Planet ICH
„Wenn sich jeder um sich kümmert, ist für jeden gesorgt…“, dieser blöde Spontispruch prangte auf vielen kleinen Buttons, die an alten, coolen Taschen hingen, die wir in den 80er Jahren trugen. Direkt neben „Atomkraft? Nein Danke“ oder “Brot für die Welt, aber die Wurst bleibt hier!”
Zeitsprung: Ich war vor ein paar Wochen in Rom. Spannende Szene, abends 22:00 Uhr am Trevibrunnen. Hunderte von Menschen rund um das monumentale Wasserbecken, trillerpfeifende Polizisten, die jedes Hinsetzen auf dem marmornen Rand lautstark anmahnten. Eine eigentlich muntere, sehr italienische Szene – dennoch für mich grotesk: Der Blick der Anwesenden war zu 90 % nicht auf den Brunnen gerichtet. Selfiestick in der Hand, „Insta-Lächeln“ auf Knopfdruck eingeschaltet… Der Brunnen lediglich als fescher Hintergrund für die Selbstinszenierung – es wirkte gar, als sei es völlig wurscht was da im Hintergrund sei. Irgendwas Berühmtes irgendeiner einer tollen Stadt, aber eigentlich egal. – Hauptsache ICH.

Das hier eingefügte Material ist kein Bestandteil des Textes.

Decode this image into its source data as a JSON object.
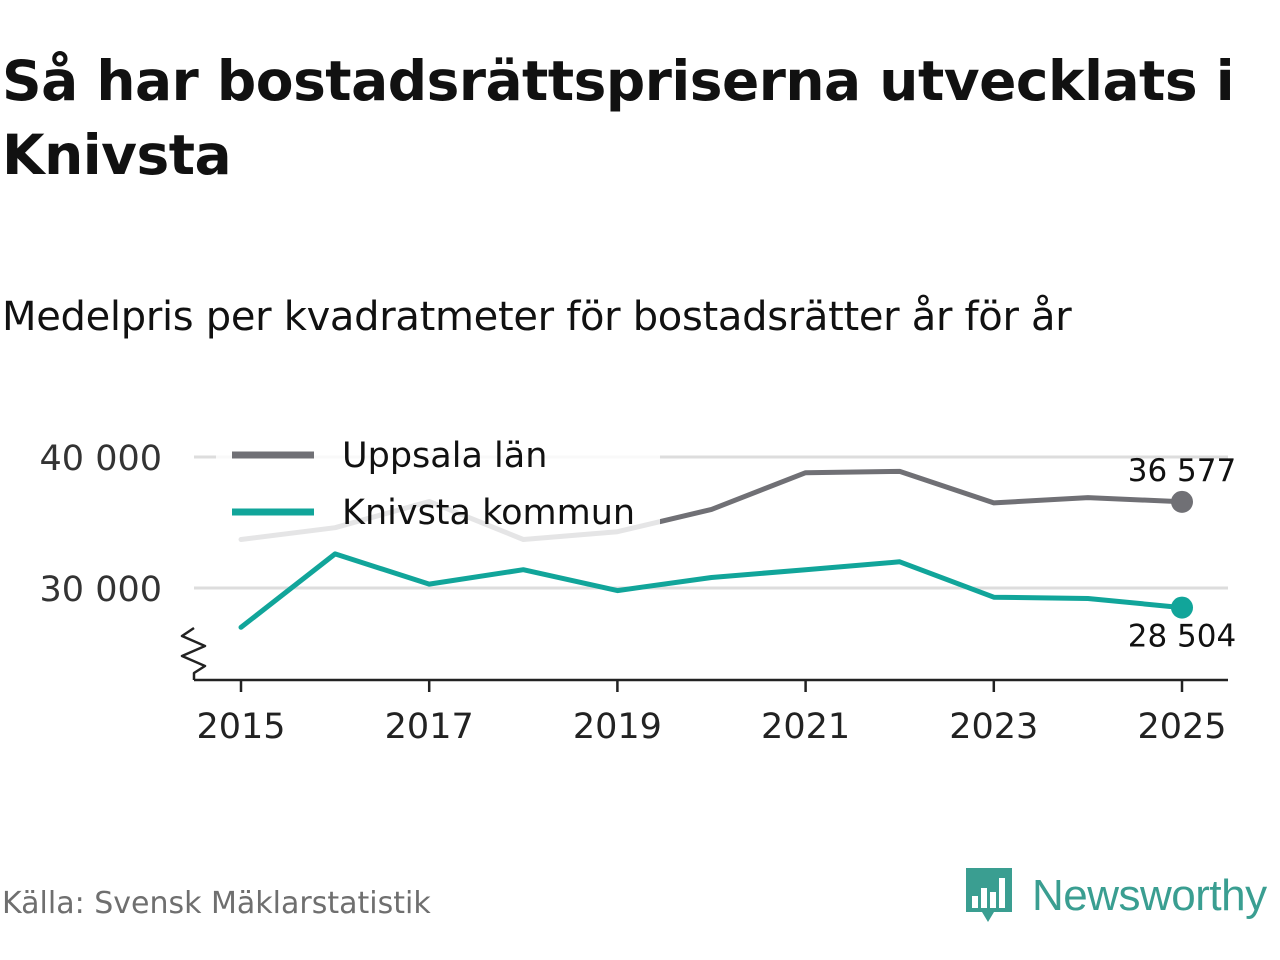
{
  "header": {
    "title": "Så har bostadsrättspriserna utvecklats i Knivsta",
    "subtitle": "Medelpris per kvadratmeter för bostadsrätter år för år"
  },
  "footer": {
    "source": "Källa: Svensk Mäklarstatistik",
    "brand": "Newsworthy"
  },
  "colors": {
    "uppsala": "#707075",
    "knivsta": "#11a59a",
    "grid": "#dddddd",
    "brand": "#3a9e91"
  },
  "chart_data": {
    "type": "line",
    "title": "Medelpris per kvadratmeter för bostadsrätter år för år",
    "x": [
      2015,
      2016,
      2017,
      2018,
      2019,
      2020,
      2021,
      2022,
      2023,
      2024,
      2025
    ],
    "x_ticks": [
      "2015",
      "2017",
      "2019",
      "2021",
      "2023",
      "2025"
    ],
    "y_ticks": [
      30000,
      40000
    ],
    "y_tick_labels": [
      "30 000",
      "40 000"
    ],
    "ylim": [
      23000,
      43000
    ],
    "axis_break": true,
    "legend_position": "top-left",
    "series": [
      {
        "name": "Uppsala län",
        "color": "#707075",
        "values": [
          33700,
          34600,
          36600,
          33700,
          34300,
          36000,
          38800,
          38900,
          36500,
          36900,
          36577
        ],
        "end_label": "36 577"
      },
      {
        "name": "Knivsta kommun",
        "color": "#11a59a",
        "values": [
          27000,
          32600,
          30300,
          31400,
          29800,
          30800,
          31400,
          32000,
          29300,
          29200,
          28504
        ],
        "end_label": "28 504"
      }
    ]
  }
}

Andere Szene: Als (wenn auch seltener) Autofahrer in der Stadt habe ich immer wieder Situationen erlebt, die mich erstaunen: Ich fahre vorschriftsmäßig sehr langsam durch eine Innenstadt-Einbahnstraße und mir kommt ein Radfahrer entgegen, mitten auf der Straße und brüllt mich an, ob ich nicht aufpassen könnte. Offenbar hätte ich mich wegbeamen sollen. Es war alles völlig unkritisch, aber in der Welt meines Verkehrspartners störte ich offenbar – Hauptsache ICH.
Wenn ich so manche junge Eltern erlebe, dann macht sich in mir die Sorge breit, dass noch viel mehr kleine “ICH-Planeten“ erzogen werden. Aber ganz im Ernst: Ist es das, was wir wirklich brauchen? Natürlich brauchen wir Menschen, die in einem vertrauensvollen Nest gutes Selbstvertrauen und damit Vertrauen in andere und in die Welt entwickeln. Wir (und das gilt sicher für unsere Gesellschaft genauso wie für die Unternehmen) brauchen aber auch Menschen, die sich auf andere einlassen können und wollen. Die Spaß daran haben, neugierig über den Tellerrand zu schauen und nicht nur auf das wohlbekannte Bild der eigenen Handykamera.
Mich befremdet das alles… Als Menschenbewegerin versuche ich jedoch stets Ansatzpunkte zu finden, um Veränderung anzustoßen. Meine Annahme ist, dass vieles ICH-bezogene aus einer Unerfülltheit oder Unsicherheit kommt, die viele mit dem Wunsch permanenter Resonanz oder Aufmerksamkeit kompensieren.
Wenn es uns gelingt, in unserem Umfeld dazu beizutragen, dass gesundes Selbstvertrauen gedeiht, dann kann das nur positive Wirkungen haben. Neugier auf - und Wertschätzung des Fremden gelingt doch nur aus einer inneren Stabilität heraus. Nur, wer einverstanden ist mit dem, was er bei sich antrifft, kann auch einverstanden sein mit dem Anderen.
Wirklich zu sehen, wie atemberaubend schön Rom ist, hilft übrigens auch – denn Schönheit streichelt die Seele.